I am porting an embedded application from FreeRTOS to Petalinux. The target is a custom made board with a 1G PHY and Zynq-7020 chip. The app generates about 16KB of data and sends it out the PHY to a host computer via fragmented UDP messages repeatedly at a fairly high rate. This all works very well with FreeRTOS and lwIP, achieving up to 800 Mbps sustained throughput. With Petalinux I am doing pretty well in achieving about 400 Mbps (from what I have read on other posts) but I need to squeeze some more speed out of it.
The FPGA builds the data into one of two ping-pong buffers in on-chip-memory and then kicks the ARM CPU. On interrupt, the ARM app reads a register that states what ping-pong buffer is complete, adds some header information to the OCM buffer, and then calls sendto to send the buffer to the host.
I believe the slowdown is at the user-kernel barrier. I have seen posts that suggest using vmsplice/splice from memory to socket via pipes but I have not been able to get this to work. I think the problem is that the user-level code cannot mmap to the OCM memory correctly and the vmsplice call fails giving an EFAULT error (bad address). I have mmap-ed to the OCM memory via /dev/mem and I think that might be one place where I am going wrong.

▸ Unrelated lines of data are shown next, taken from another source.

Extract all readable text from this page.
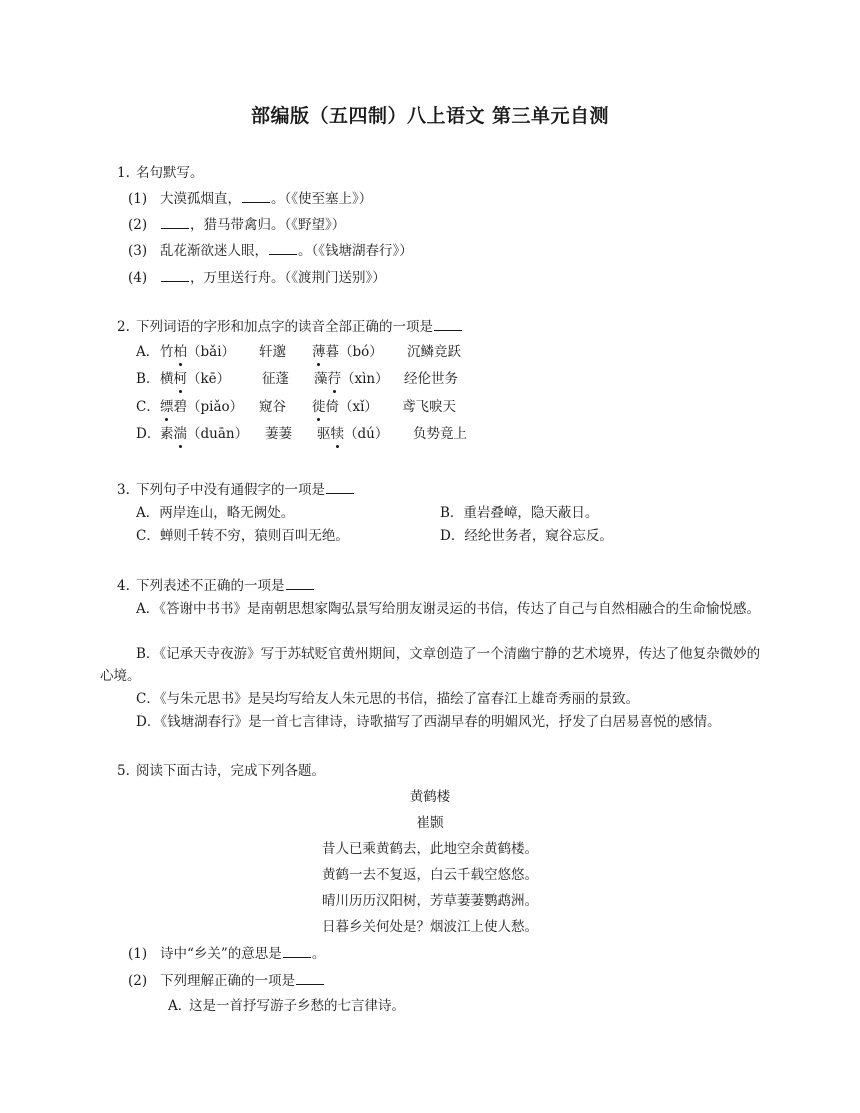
部编版（五四制）八上语文 第三单元自测
1. 名句默写。
(1) 大漠孤烟直， 。（《使至塞上》）
(2)	，猎马带禽归。（《野望》）
(3) 乱花渐欲迷人眼， 。（《钱塘湖春行》）
(4)	，万里送行舟。（《渡荆门送别》）
2. 下列词语的字形和加点字的读音全部正确的一项是
A． 竹柏（bǎi） 轩邈 薄暮（bó） 沉鳞竞跃
B． 横柯（kē） 征蓬 藻荇（xìn） 经伦世务
C． 缥碧（piǎo） 窥谷 徙倚（xǐ） 鸢飞唳天
D． 素湍（duān） 萋萋 驱犊（dú） 负势竟上
3. 下列句子中没有通假字的一项是
A．两岸连山，略无阙处。	B．重岩叠嶂，隐天蔽日。
C．蝉则千转不穷，猿则百叫无绝。	D．经纶世务者，窥谷忘反。
4. 下列表述不正确的一项是
A．《答谢中书书》是南朝思想家陶弘景写给朋友谢灵运的书信，传达了自己与自然相融合的生命愉悦感。
B．《记承天寺夜游》写于苏轼贬官黄州期间，文章创造了一个清幽宁静的艺术境界，传达了他复杂微妙的心境。
C．《与朱元思书》是吴均写给友人朱元思的书信，描绘了富春江上雄奇秀丽的景致。
D．《钱塘湖春行》是一首七言律诗，诗歌描写了西湖早春的明媚风光，抒发了白居易喜悦的感情。
5. 阅读下面古诗，完成下列各题。
黄鹤楼
崔颢
昔人已乘黄鹤去，此地空余黄鹤楼。
黄鹤一去不复返，白云千载空悠悠。
晴川历历汉阳树，芳草萋萋鹦鹉洲。
日暮乡关何处是？烟波江上使人愁。
(1) 诗中“乡关”的意思是 。
(2) 下列理解正确的一项是
A．
这是一首抒写游子乡愁的七言律诗。
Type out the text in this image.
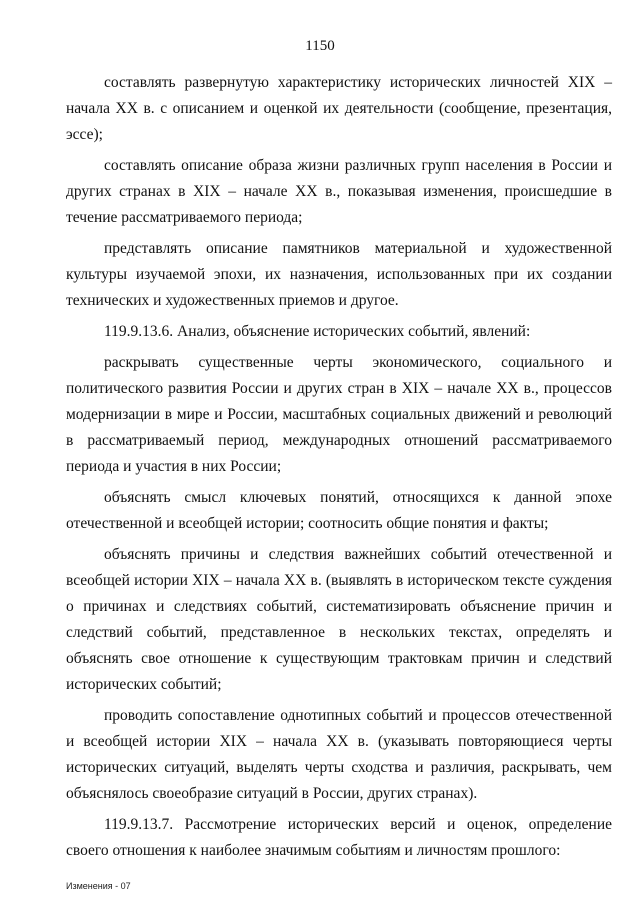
1150

составлять развернутую характеристику исторических личностей XIX – начала XX в. с описанием и оценкой их деятельности (сообщение, презентация, эссе);

составлять описание образа жизни различных групп населения в России и других странах в XIX – начале XX в., показывая изменения, происшедшие в течение рассматриваемого периода;

представлять описание памятников материальной и художественной культуры изучаемой эпохи, их назначения, использованных при их создании технических и художественных приемов и другое.

119.9.13.6. Анализ, объяснение исторических событий, явлений:

раскрывать существенные черты экономического, социального и политического развития России и других стран в XIX – начале XX в., процессов модернизации в мире и России, масштабных социальных движений и революций в рассматриваемый период, международных отношений рассматриваемого периода и участия в них России;

объяснять смысл ключевых понятий, относящихся к данной эпохе отечественной и всеобщей истории; соотносить общие понятия и факты;

объяснять причины и следствия важнейших событий отечественной и всеобщей истории XIX – начала XX в. (выявлять в историческом тексте суждения о причинах и следствиях событий, систематизировать объяснение причин и следствий событий, представленное в нескольких текстах, определять и объяснять свое отношение к существующим трактовкам причин и следствий исторических событий;

проводить сопоставление однотипных событий и процессов отечественной и всеобщей истории XIX – начала XX в. (указывать повторяющиеся черты исторических ситуаций, выделять черты сходства и различия, раскрывать, чем объяснялось своеобразие ситуаций в России, других странах).

119.9.13.7. Рассмотрение исторических версий и оценок, определение своего отношения к наиболее значимым событиям и личностям прошлого:

Изменения - 07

I have also tried creating a kernel module that ioremaps the OCM memory and provides it to the user application but I have not been able to get the user app to access the OCM buffer properly (the kernel module appears to get the buffer from the OCM driver). I need to be able to modify the buffer in OCM at the user level and then have the buffer sent to a socket without the kernel level generating an extra copy of it (try to get closer to zero-copy).
Is what I am trying to do even possible in Petalinux? Can someone please point me in a direction that might work? I am fairly new to Petalinux so I might be missing something trivial.